Case Presentation: Hyperkalemia is common in patients with hematological malignancies due to tumor lysis syndrome (TLS). Hyperkalemia can be further complicated by presence of pseudo-hyperkalemia in these patients. Accurate potassium measurement is critical as over-correction in the setting of hyperkalemia can lead to iatrogenic hypokalemia. A 38-year-old male presented to the Emergency Department for fatigue, weakness and weight loss for four weeks. On exam, he had splenomegaly and painless cervical lymphadenopathy. His white cell count was 193,000 and he was subsequently diagnosed with T cell ALL with flow cytometry. He was started on dexamethasone for cytoreduction with plan for a bone marrow biopsy. His uric acid levels were elevated at 9.5 mg/dl and there was concern for TLS, due to which the patient was put on allopurinol. The next morning, his potassium levels were 6.7 and his EKG showed peaked T waves, after which he was given calcium gluconate, insulin and furosemide. A few hours later, his potassium increased to 7.6, but his EKG changes had already resolved. A bedside point-of-care potassium level was found to be 3.1. Due to discrepancies in potassium levels, a suspicion of pseudo-hyperkalemia due to cell fragility arose; therefore, subsequently, potassium was collected in arterial blood gas (ABG) syringes, walked to the lab, and was then compared to the potassium collected in regular vacutainer vials which was transported via pneumatic chutes. The potassium level collected in ABG syringe later that day was 4.3 and that collected in the normal vacutainer vial was 5.5, thus confirming our suspicion.

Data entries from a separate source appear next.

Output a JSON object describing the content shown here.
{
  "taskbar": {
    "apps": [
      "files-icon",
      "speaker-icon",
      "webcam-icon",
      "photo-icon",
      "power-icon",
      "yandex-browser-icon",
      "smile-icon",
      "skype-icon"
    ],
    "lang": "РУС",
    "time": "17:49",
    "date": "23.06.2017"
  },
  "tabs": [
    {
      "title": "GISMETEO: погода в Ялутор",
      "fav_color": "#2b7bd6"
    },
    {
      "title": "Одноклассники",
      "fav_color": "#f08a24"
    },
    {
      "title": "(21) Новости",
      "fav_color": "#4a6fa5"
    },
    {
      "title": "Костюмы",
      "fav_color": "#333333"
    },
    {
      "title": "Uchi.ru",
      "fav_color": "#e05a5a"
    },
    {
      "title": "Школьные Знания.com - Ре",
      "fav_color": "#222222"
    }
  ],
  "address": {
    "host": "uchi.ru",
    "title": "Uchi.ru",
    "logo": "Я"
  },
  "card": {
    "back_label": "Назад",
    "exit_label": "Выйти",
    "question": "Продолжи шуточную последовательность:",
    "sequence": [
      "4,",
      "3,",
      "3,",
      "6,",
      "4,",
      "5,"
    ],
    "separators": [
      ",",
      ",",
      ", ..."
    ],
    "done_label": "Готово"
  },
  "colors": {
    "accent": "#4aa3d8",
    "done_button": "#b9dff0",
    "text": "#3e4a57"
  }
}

Discussion: Pseudo-hyperkalemia can be seen in white blood cell neoplasms due to increased membrane fragility and increased vulnerability to mechanical agitation. It is also suspected that hyperproliferative disorders lead to increased exhaustion of metabolites used to fuel the ATP pump, leading to unstable cell membranes. Mechanical stress of blood drawing into vacutainer tubes and shaking due to pneumatic transport chutes can cause in-tube cell lysis, and thus a falsely high potassium reading.
Conclusions: Accurate potassium measurement in leukemia requires extreme care in blood sample handling, including mode of drawing, transport and processing. When there is suspicion of pseudo-hyperkalemia, using a blood gas syringe to draw blood and manually transporting it to the lab can help in accurate potassium measurement.